Archdiocese says she knew abused boy’s visits with priest violated rules.
The mother of two boys sexually abused by the Rev. Curtis Wehmeyer contends that the Archdiocese of St. Paul and Minneapolis is blaming her for not protecting her sons from the priest and has reneged on promises to help her family deal with the trauma.
“The burden this has placed on my family and the devastation … is insurmountable,” the mother said in an interview last week with the Star Tribune. “It really cut deep when they blamed it on me.”
Wehmeyer, the former pastor of Blessed Sacrament Parish in St. Paul, is serving a five-year prison term for abusing two of her sons, and the family has sued the archdiocese for civil damages.
In a brief response filed Feb. 7, the archdiocese said that the mother was aware of the time one of her boys was spending with Wehmeyer.
“Plaintiff’s mother worked at Blessed Sacrament Parish in St. Paul during the period when plaintiff was abused by Curtis Wehmeyer,” the filing said. “She was aware of the time [he] spent with Mr. Wehmeyer, and she knew that such interaction was contrary to established Archdiocese policy.”
“That’s absurd,” she said.
Spokesman Jim Accurso said the court document referred to by the mother is an early filing, written before any legal fact-finding in the case.
The mother, whose name is being withheld from this story to protect the identities of her children, was a full-time employee at Blessed Sacrament when Wehmeyer abused her boys starting when they were 9 and 11 years old.
‘Bloodcurdling to me’
The mother said part of her job at Blessed Sacrament was to administer the parish’s Protection of Children and Youth Initiative, including doing background checks on volunteers. She said she allowed her boys to go camping with Wehmeyer and hang out with him because she hoped at least one of them would take an interest in becoming a priest.

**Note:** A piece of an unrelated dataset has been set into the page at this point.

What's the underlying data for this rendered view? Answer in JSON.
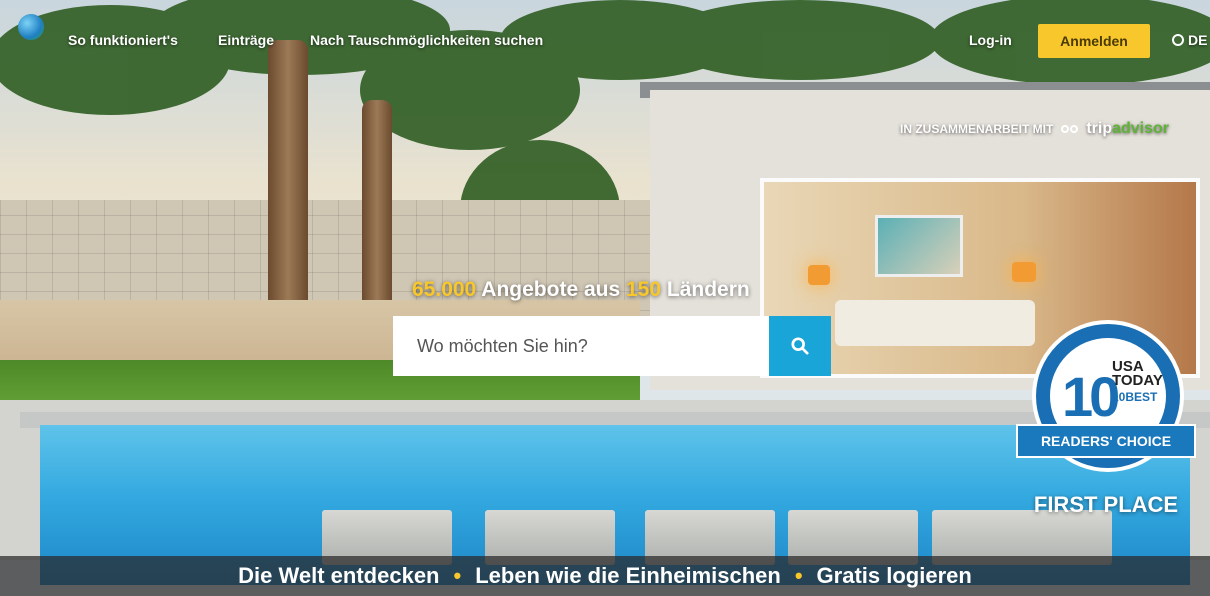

Wehmeyer was “geeky” and didn’t have a lot of friends, she said, but she thought his interests in the outdoors and ownership of a dog would appeal to her sons.

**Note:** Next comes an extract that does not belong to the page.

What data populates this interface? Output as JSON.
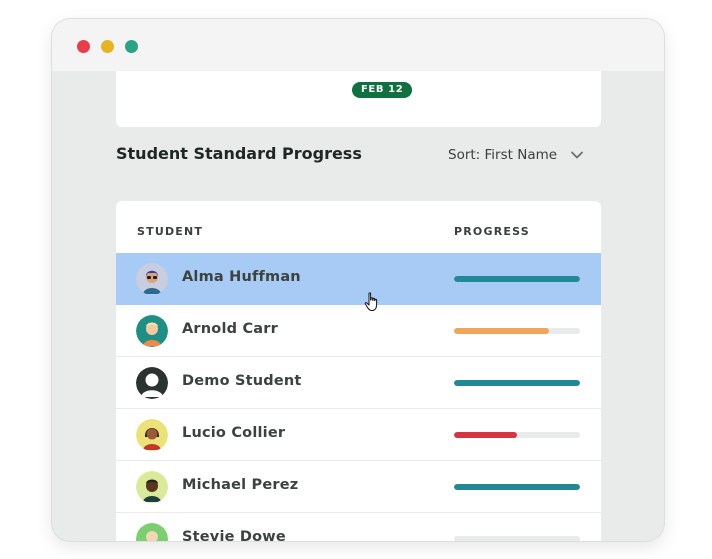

The mother acknowledged that she received a phone call in 2009 from then-Vicar General Paul Sirba. He had learned that one of her boys had gone camping alone with Wehmeyer, and he told her to make sure another adult was present on any future trips.
But she said the gist of his message was that supervision was needed to protect priests from the appearance of scandal.
The family’s lawsuit cites a May 2011 memo by former vicar general Kevin McDonough recommending against disclosing 2004 and 2009 police reports describing Wehmeyer’s approaches to young men.
“It’s bloodcurdling to me they had the opportunity to stop this man dead in his tracks before he harmed any of my children,” the mother said.
‘Those visions come back’
The abuse of the boys came to light after they began to sexually abuse their younger siblings, she said. She has flashbacks of the younger siblings, each under the age of 6, pleading with her to take them on errands instead of leaving them behind with their older brothers.
“When I’m quiet … those visions come back,” she said.